Is it acceptable (accurate, valid and/or reliable) to calculate correlation with a small sample when population is also very small? Suppose the population of interest has size 15 (which is the total number of employees in a specific function at a small company). 
Suppose I randomly select 10 of them and note how long they have worked at the company (X) as well as how much they earn at the company (Y).
I want to look at the correlation between X and Y, and use it as an estimate for the total population correlation (n=15). 
Would this be acceptable to calculate? In terms of accuracy, validity and reliability?

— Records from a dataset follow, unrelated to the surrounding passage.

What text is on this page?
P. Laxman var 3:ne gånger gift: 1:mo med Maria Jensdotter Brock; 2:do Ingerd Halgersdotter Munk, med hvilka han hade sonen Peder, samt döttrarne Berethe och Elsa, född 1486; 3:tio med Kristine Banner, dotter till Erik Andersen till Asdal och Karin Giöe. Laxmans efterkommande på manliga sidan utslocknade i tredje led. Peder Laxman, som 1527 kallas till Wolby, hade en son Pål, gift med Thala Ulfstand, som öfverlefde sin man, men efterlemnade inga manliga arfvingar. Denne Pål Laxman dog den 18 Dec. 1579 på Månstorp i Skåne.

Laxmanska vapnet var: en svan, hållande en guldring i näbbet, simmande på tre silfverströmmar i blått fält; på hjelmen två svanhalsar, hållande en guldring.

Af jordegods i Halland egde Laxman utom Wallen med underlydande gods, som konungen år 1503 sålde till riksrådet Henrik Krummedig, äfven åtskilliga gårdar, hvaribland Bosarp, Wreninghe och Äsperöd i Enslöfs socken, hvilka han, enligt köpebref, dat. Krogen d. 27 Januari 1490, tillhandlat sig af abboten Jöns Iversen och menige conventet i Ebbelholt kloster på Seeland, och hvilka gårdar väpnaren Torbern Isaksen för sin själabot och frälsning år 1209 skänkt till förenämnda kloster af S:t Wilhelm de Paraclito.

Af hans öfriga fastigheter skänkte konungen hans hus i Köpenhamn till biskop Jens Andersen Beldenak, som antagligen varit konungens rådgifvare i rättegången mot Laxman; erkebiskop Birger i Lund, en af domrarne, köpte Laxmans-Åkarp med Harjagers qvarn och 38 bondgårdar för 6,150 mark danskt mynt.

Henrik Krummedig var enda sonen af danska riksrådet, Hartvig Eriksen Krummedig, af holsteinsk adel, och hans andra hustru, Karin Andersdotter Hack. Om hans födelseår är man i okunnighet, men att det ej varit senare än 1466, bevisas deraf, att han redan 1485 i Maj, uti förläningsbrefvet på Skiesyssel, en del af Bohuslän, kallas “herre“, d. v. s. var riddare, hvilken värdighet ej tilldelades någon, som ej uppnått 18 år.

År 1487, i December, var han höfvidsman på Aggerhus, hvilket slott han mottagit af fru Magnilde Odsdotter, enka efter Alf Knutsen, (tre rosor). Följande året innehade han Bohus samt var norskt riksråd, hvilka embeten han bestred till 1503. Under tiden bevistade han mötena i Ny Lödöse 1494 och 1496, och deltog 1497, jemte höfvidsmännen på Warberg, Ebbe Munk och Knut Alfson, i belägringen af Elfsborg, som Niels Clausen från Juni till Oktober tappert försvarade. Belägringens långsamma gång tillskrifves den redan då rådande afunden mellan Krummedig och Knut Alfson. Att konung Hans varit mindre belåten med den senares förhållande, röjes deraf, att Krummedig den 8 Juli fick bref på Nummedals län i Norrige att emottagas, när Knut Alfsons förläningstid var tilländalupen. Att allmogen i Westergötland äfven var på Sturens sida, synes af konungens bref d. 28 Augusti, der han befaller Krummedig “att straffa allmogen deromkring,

This is because the population size is also quite small, so I would expect 10/15 to be enough in this case.
 A: I think this is "acceptable" but it very much depends on what do you want to do with this figure, and what do you think about the data.


*

*essentially you are doing linear regression with a single explanatory variable, so you should still have 8 degrees of freedom in your size-10 sample, and t-values should be valid.

*however, this assumes all the nice assumptions of OLS, including homoskedastic normal independent disturbances.  If homoskedasticity is violated and you are considering using some sort of robust standard errors, there may be a substantial small sample bias (at least with some methods).  Alternatively, the more robust methods may have way too wide confidence intervals to be of any use.

*if you attempt to test any of the assumptions you probably fail to reject any H0, whatever you are testing.  So you are out in the dark in this sense (or maybe out of the dark as you can always say you tested all the violations and nothing came out significant).

*Ordinary OLS assumes your sample is drawn from an infinite population, not just of population of 15.  So you may have to adjust your standard errors for the finite population (but I don't think it matters much in practice).

*if your data misbehaves in any way (outliers, non-linear relationship etc) your options to address this may be pretty limited.


Another set of questions is related to what you want to do with this number.  


*

*Do you want to use a sample of 10 to estimate the effect on the full population of 15?  If yes, validity is not a problem (assuming your 10 people form a representative sample and the distributions behave well).  Note that there are good chances no high-wage or low-wage earner ends up in your sample here--but if it matters depends on the wage distribution.

*If you want to generalize to a wider population we obviously have to ask how representative is your data.  But this is not really sample size related.

*I don't see any issues with reliability here, at least as the word is commonly used.

*I guess with "accuracy" you mean something like confidence intervals.


Here is my proposal:


*

*see what the others have found on similar data.  Do their data behave well?  (And you probably need to take log of the wage to make it look normal).  Assume your data would be similar if it were larger.

*check if your data is comparable.  You may formally test the most crucial properties (e.g. homoskedastic normality)

*check if the standard errors for your small finite population are reasonably similar.

*if yes, just go and estimate.


You can also consider adding a Bayesian prior based on the literature to your regression, and then updating that one.